O terceiro tipo de ser adulto é o adulto casado com vida de solteiro que não quer ter filhos nem animais. É aquele que não sabe viver a dois, é alguém que precisa do seu espaço sem perceber que quanto mais espaço tem mais precisa, afastando aqueles, que no fundo, quer por perto, arriscando-se por vezes a perde-los e deixando sempre um vazio na sua vida. Ao menos o outro tem o cão como companhia.
O quarto é o divorciado, adulto que todas as semanas vêm para a minha beira contar que já não sabe o que há-de fazer da vida. Coitado! O personagem bem vai tentando arranjar companhia, mas as que arranja duram pouco e ele percorre a sua vida com o filho do primeiro casamento, o cão de segundo, e assim vida fora.
Por fim, e aquele que prolonga os bons momentos da minha existência é o adulto pai. Aquele que me traz as crianças iniciando um novo ciclo e ocupando os meus dias. Aquele que vem jantar, fazer piqueniques e mais um enorme leque de coisas para perto do Mar, ou seja, de mim. Sinceramente os dias, as gerações vão passando e quanto mais vivo, mais vontade sinto em viver. A eternidade não é boa, nunca o foi nem há-de ser, pois ela é maçadora, sem sabor; no entanto encontrei neste mundo que tanto crítico, que tanto me fere, o que sempre procurei, a vida. Dá-me uma alegria tremenda e uma vontade de viver suprema ver nascer as crianças, vê-las crescer e revoltar perante a insensatez do mundo que um dia se ergueu, tenho um gosto fantástico em vê-los crescer, embora em entristeça ver que eles perdem muitas vezes o desejo de luta por um mundo melhor e até ajudem as más pessoas, que existem em toda a parte, a tentar arruinar, e quem sabe um dia a conseguir, a minha eterna existência; contudo alegra-me as suas aventuras, as suas histórias, as suas esperanças. É admirável ver o evoluir de uma raça. A juventude é a fase mais curta e mais complexa, e é entre todas as fases a que mais gosto, pois também é a que mais companhia me faz e alegrias, e até tristezas me dá; em suma é aquela que me dá o complemento essencial de uma vida. Os adultos também me fazem uma mediana companhia; porém só me aparecem com as crianças ou então para chorar as mágoas, muitas vezes completamente embriagados, raro é aquele que aparece no estado dito normal apenas para dar um simples passeio a olhar para mim. Gosto que olhem para mim confesso, disso não me envergonho, um pouco de vaidade nunca fez mal a ninguém. Mas agora sim chegou a altura de falar a idade que mais admiro. Pura admiração nutro pela velhice.
São os mais velhos, os idosos, que se levantam de manhã e vêem tomar os seus banhos de ouro, que vêem molhar os pulsos e tornozelos no meu corpo ensopado ou apenas o passeio matinal perto de mim. Gosto de os ver a jogar a canastra, tardes ao sol, brindando saúdes. Admiro os que confessam as diletantes vidas e se arrependem e tentam remediar qualquer coisinha no final de vida e admiro principalmente o amor daqueles que passeiam com o companheiro de uma vida inteira de braço dado.
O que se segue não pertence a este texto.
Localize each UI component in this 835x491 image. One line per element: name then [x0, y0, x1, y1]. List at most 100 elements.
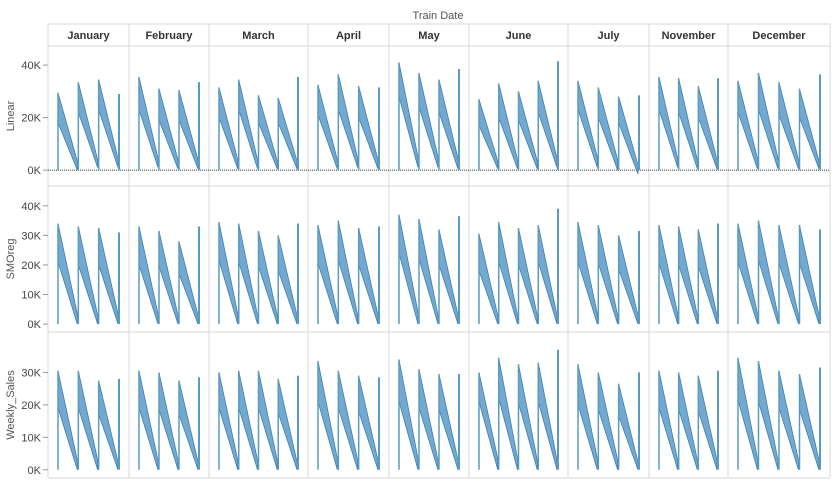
week-band-mark [737, 223, 758, 325]
week-band-mark [758, 361, 779, 470]
week-band-mark [678, 78, 698, 169]
week-band-mark [178, 241, 199, 325]
week-band-mark [658, 224, 679, 325]
week-band-mark [537, 362, 558, 470]
week-band-mark [498, 357, 518, 470]
week-band-mark [77, 82, 99, 168]
week-band-mark [737, 80, 758, 169]
week-band-mark [158, 88, 179, 169]
y-tick-label: 20K [21, 113, 41, 125]
week-band-mark [98, 227, 119, 325]
week-band-mark [518, 227, 538, 325]
week-band-mark [478, 372, 499, 470]
week-band-mark [358, 86, 379, 169]
week-band-mark [778, 224, 799, 325]
week-band-mark [258, 230, 278, 325]
month-label-january: January [67, 30, 110, 42]
week-band-mark [337, 370, 359, 470]
y-axes: Linear 0K 20K 40K SMOreg 0K 10K 20K 30K 40K Weekly… [5, 60, 48, 477]
week-band-mark [438, 373, 459, 470]
panel-grid [47, 24, 831, 479]
week-band-mark [77, 226, 99, 325]
week-band-mark [398, 214, 419, 325]
week-band-mark [158, 230, 179, 325]
week-band-mark [577, 364, 598, 470]
row-title-weekly_sales: Weekly_Sales [5, 370, 17, 440]
week-band-mark [337, 220, 359, 325]
week-band-mark [799, 224, 820, 325]
month-label-april: April [336, 30, 361, 42]
y-tick-label: 10K [21, 432, 41, 444]
week-band-mark [358, 227, 379, 325]
week-band-mark [658, 370, 679, 470]
row-title-linear: Linear [5, 100, 17, 131]
week-band-mark [498, 83, 518, 169]
week-band-mark [737, 357, 758, 470]
week-band-mark [418, 219, 439, 325]
week-band-mark [799, 88, 820, 169]
week-band-mark [178, 380, 199, 470]
y-tick-label: 20K [21, 400, 41, 412]
month-label-march: March [242, 30, 275, 42]
week-band-mark [597, 87, 619, 171]
week-band-mark [597, 372, 619, 470]
week-band-mark [697, 229, 718, 325]
week-band-mark [337, 74, 359, 168]
week-band-mark [618, 235, 639, 325]
week-band-mark [438, 79, 459, 169]
week-band-mark [57, 223, 78, 325]
week-band-mark [258, 95, 278, 169]
chart-marks [48, 61, 830, 470]
y-tick-label: 30K [21, 367, 41, 379]
week-band-mark [658, 76, 679, 168]
week-band-mark [438, 229, 459, 325]
y-tick-label: 0K [28, 465, 42, 477]
week-band-mark [478, 233, 499, 325]
month-label-june: June [506, 30, 532, 42]
week-band-mark [358, 375, 379, 470]
y-tick-label: 0K [28, 319, 42, 331]
week-band-mark [537, 80, 558, 168]
week-band-mark [478, 99, 499, 169]
week-band-mark [277, 378, 298, 470]
week-band-mark [238, 370, 258, 470]
week-band-mark [178, 89, 199, 169]
month-label-february: February [145, 30, 193, 42]
week-band-mark [317, 224, 338, 325]
week-band-mark [597, 224, 619, 325]
week-band-mark [678, 372, 698, 470]
week-band-mark [697, 375, 718, 470]
week-band-mark [98, 380, 119, 470]
week-band-mark [618, 383, 639, 470]
week-band-mark [258, 370, 278, 470]
week-band-mark [778, 82, 799, 169]
week-band-mark [398, 62, 419, 168]
week-band-mark [518, 364, 538, 470]
y-tick-label: 10K [21, 289, 41, 301]
week-band-mark [778, 370, 799, 470]
week-band-mark [697, 86, 718, 169]
week-band-mark [418, 72, 439, 168]
y-tick-label: 20K [21, 260, 41, 272]
week-band-mark [218, 372, 239, 470]
week-band-mark [238, 223, 258, 325]
week-band-mark [317, 361, 338, 470]
week-band-mark [618, 96, 639, 175]
week-band-mark [57, 92, 78, 171]
y-tick-label: 30K [21, 230, 41, 242]
week-band-mark [317, 84, 338, 169]
week-band-mark [57, 370, 78, 470]
y-tick-label: 40K [21, 60, 41, 72]
week-band-mark [577, 221, 598, 325]
week-band-mark [518, 91, 538, 169]
week-band-mark [577, 80, 598, 168]
month-header-row: January February March April May June July Nove… [47, 23, 831, 47]
week-band-mark [758, 220, 779, 325]
y-tick-label: 0K [28, 165, 42, 177]
week-band-mark [218, 87, 239, 169]
week-band-mark [398, 359, 419, 470]
month-label-july: July [597, 30, 620, 42]
week-band-mark [277, 97, 298, 169]
column-header-title: Train Date [413, 10, 464, 22]
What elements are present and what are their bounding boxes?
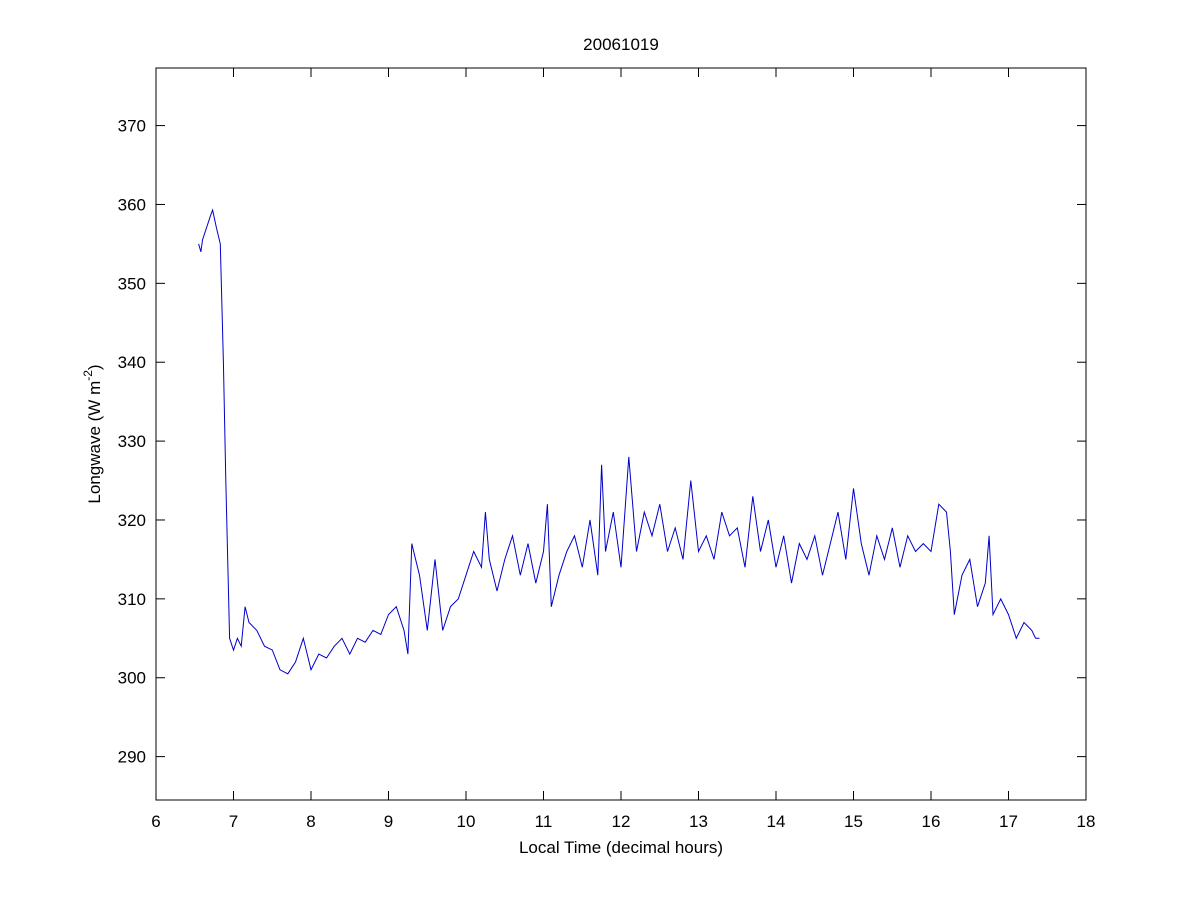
y-tick-label: 350 bbox=[118, 274, 146, 293]
x-tick-label: 9 bbox=[384, 812, 393, 831]
x-tick-label: 8 bbox=[306, 812, 315, 831]
y-tick-label: 370 bbox=[118, 117, 146, 136]
x-tick-label: 6 bbox=[151, 812, 160, 831]
y-tick-label: 300 bbox=[118, 669, 146, 688]
x-tick-label: 10 bbox=[457, 812, 476, 831]
y-tick-label: 330 bbox=[118, 432, 146, 451]
x-tick-label: 16 bbox=[922, 812, 941, 831]
y-tick-label: 290 bbox=[118, 748, 146, 767]
y-axis-label: Longwave (W m-2) bbox=[81, 364, 104, 503]
data-line bbox=[198, 208, 1040, 675]
x-tick-label: 15 bbox=[844, 812, 863, 831]
x-tick-label: 7 bbox=[229, 812, 238, 831]
x-tick-label: 14 bbox=[767, 812, 786, 831]
x-tick-label: 13 bbox=[689, 812, 708, 831]
y-tick-label: 360 bbox=[118, 195, 146, 214]
x-tick-label: 17 bbox=[999, 812, 1018, 831]
x-tick-label: 11 bbox=[535, 812, 553, 831]
y-label-text: Longwave (W m bbox=[85, 381, 104, 504]
x-axis-label: Local Time (decimal hours) bbox=[519, 838, 723, 857]
y-label-end: ) bbox=[85, 364, 104, 370]
y-tick-label: 320 bbox=[118, 511, 146, 530]
x-tick-label: 12 bbox=[612, 812, 631, 831]
y-tick-label: 310 bbox=[118, 590, 146, 609]
y-label-sup: -2 bbox=[81, 370, 95, 381]
x-tick-label: 18 bbox=[1077, 812, 1096, 831]
chart-title: 20061019 bbox=[583, 35, 659, 54]
y-tick-label: 340 bbox=[118, 353, 146, 372]
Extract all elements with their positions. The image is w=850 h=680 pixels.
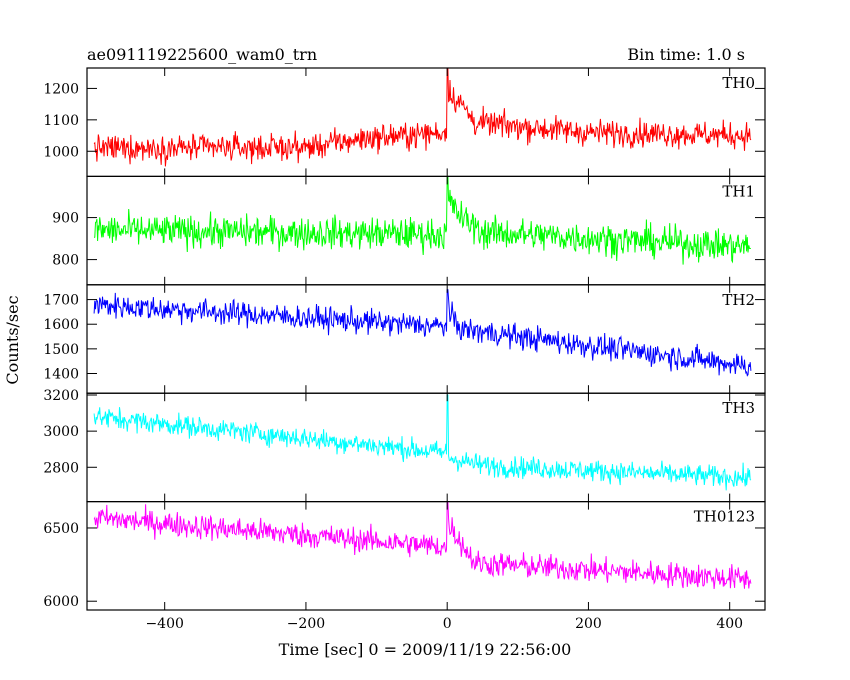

É uma sensação estrondosa que graças a Deus, ou graças a alguém que me pôs no mundo, eu possuo e apesar de saber que o que a eternidade não é boa, é bom saber que há seres não perenes que me fazem sentir uma perpétua felicidade com as suas vidinhas simples, complexas, felizes, infelizes, desgraças ou quase perfeitas, e é por tudo isso que eu, todas as manhãs me levanto com o amigo Sol, com a amiga Chuva, ou com o amigo Nevoeiro e abraço este ingrato e saboroso mundo, levantando os braços para ver os surfistas se erguerem no esplendor. Beijo a acolhedora areia agradecendo diariamente o abrigo que esta me dá em cada praia que abraço e dou palmadinhas nas Rochas com um desejo de bom dia. Prolongo a minha tarde viajando pelos cantos do mundo, ouvindo as deslumbrantes e apaixonantes vidas, e à noitinha o sol despede-se sempre de mim, mesmo que nem sempre o veja a despedir-se, e sinto o manto de estrelas abraçarem-me enquanto cobre todo o céu, e penso que só me posso sentir bem com os amigos eternos que tenho.
A querida Lua vem sempre toda espevitada com a sua tão terna voz dizer: “Tio Mar conta, conta o que aprendeste de nojo hoje, o que ouviste.” E sento-me eu a contar as histórias do meu dia à Luazinha, e ela fica bela, encantada, e eu desejo ter mais para lhe contar. Desejo um novo dia, enquanto ela deseja uma nova noite e uma nova noite… desejo uma evolução nesta humanidade, desejo ver as pessoas repletas de felicidade. E o novo dia nasce, e eu observo atentamente cada pessoa que me aparece, ouço as histórias com os ouvidos bem abertos, primeiro porque quero aconselhar de forma correcta as almas que me aparecem e segundo, porque a Lua nunca me perdoaria uma noite sem história. E por mim vão passando vidas simples, complexas, felizes, infelizes, desgraçadas, perfeitas, ou pelo menos quase perfeitas que cobrem os pedaços de terra, que alguém habitou para preencher os dias.
Esta é a minha vida, eterna vida, e assim é e assim será a eternidade, preenchida de defeitos, e com poucas qualidades, mas cada qualidade sobrepõe-se a muitos defeitos, fazendo com que esses sejam quase nulos.
A.C.

Foto de Mathefius

Frio

Frio

O dia surge lindo e quente. O sol brilha com uma intensidade invejável.
O cheiro da terra ainda úmida pelo orvalho da madrugada, torna-me ébrio de saudade.
Não sei ao certo o que faço aqui. Por que está tão escuro? Por que as paredes parecem vir de encontro a mim tomando-me o fôlego?
Lembro-me do teu sorriso, puxa! era avassalador!
Sempre que me sorria parecia que o céu vinha ao meu encontro.Teu beijo doce me fazia pensar em pêssegos. Tua pele suave, tal qual a mais pura lã, me aquecia e confortava. Toda vez que eu respirava tinha a certeza da vida!
Frio!!!
Por que parece que não posso enxergar? Bom, ao menos me conforto em saber que estou aquecido envolto nessa lã tão macia, mesmo assim ainda sinto frio, meu corpo estático, rígido, o que há?
Percebo o dia tão belo, o sol brilha, as flores daquele jardim parecem compôr um balé. Vejo a terra! Ainda está úmida do orvalho da manhã. me parece agora que estou vendo através dela.
Mais porque estou deitado? Pareço tão pálido! Porque estou me vendo como se...
As flores murcham rapidamente, o sol está incoberto por um grupo de nuvens negras, o vento sopra ferrozmente.
Não sinto meu corpo! Não consigo respirar! E esse gosto de fél em minha boca.
Frio, frio, frio!
Onde está você? por que não a vejo? Porque não estás do meu lado para confortar-me e me guiar para longe desse pesadelo?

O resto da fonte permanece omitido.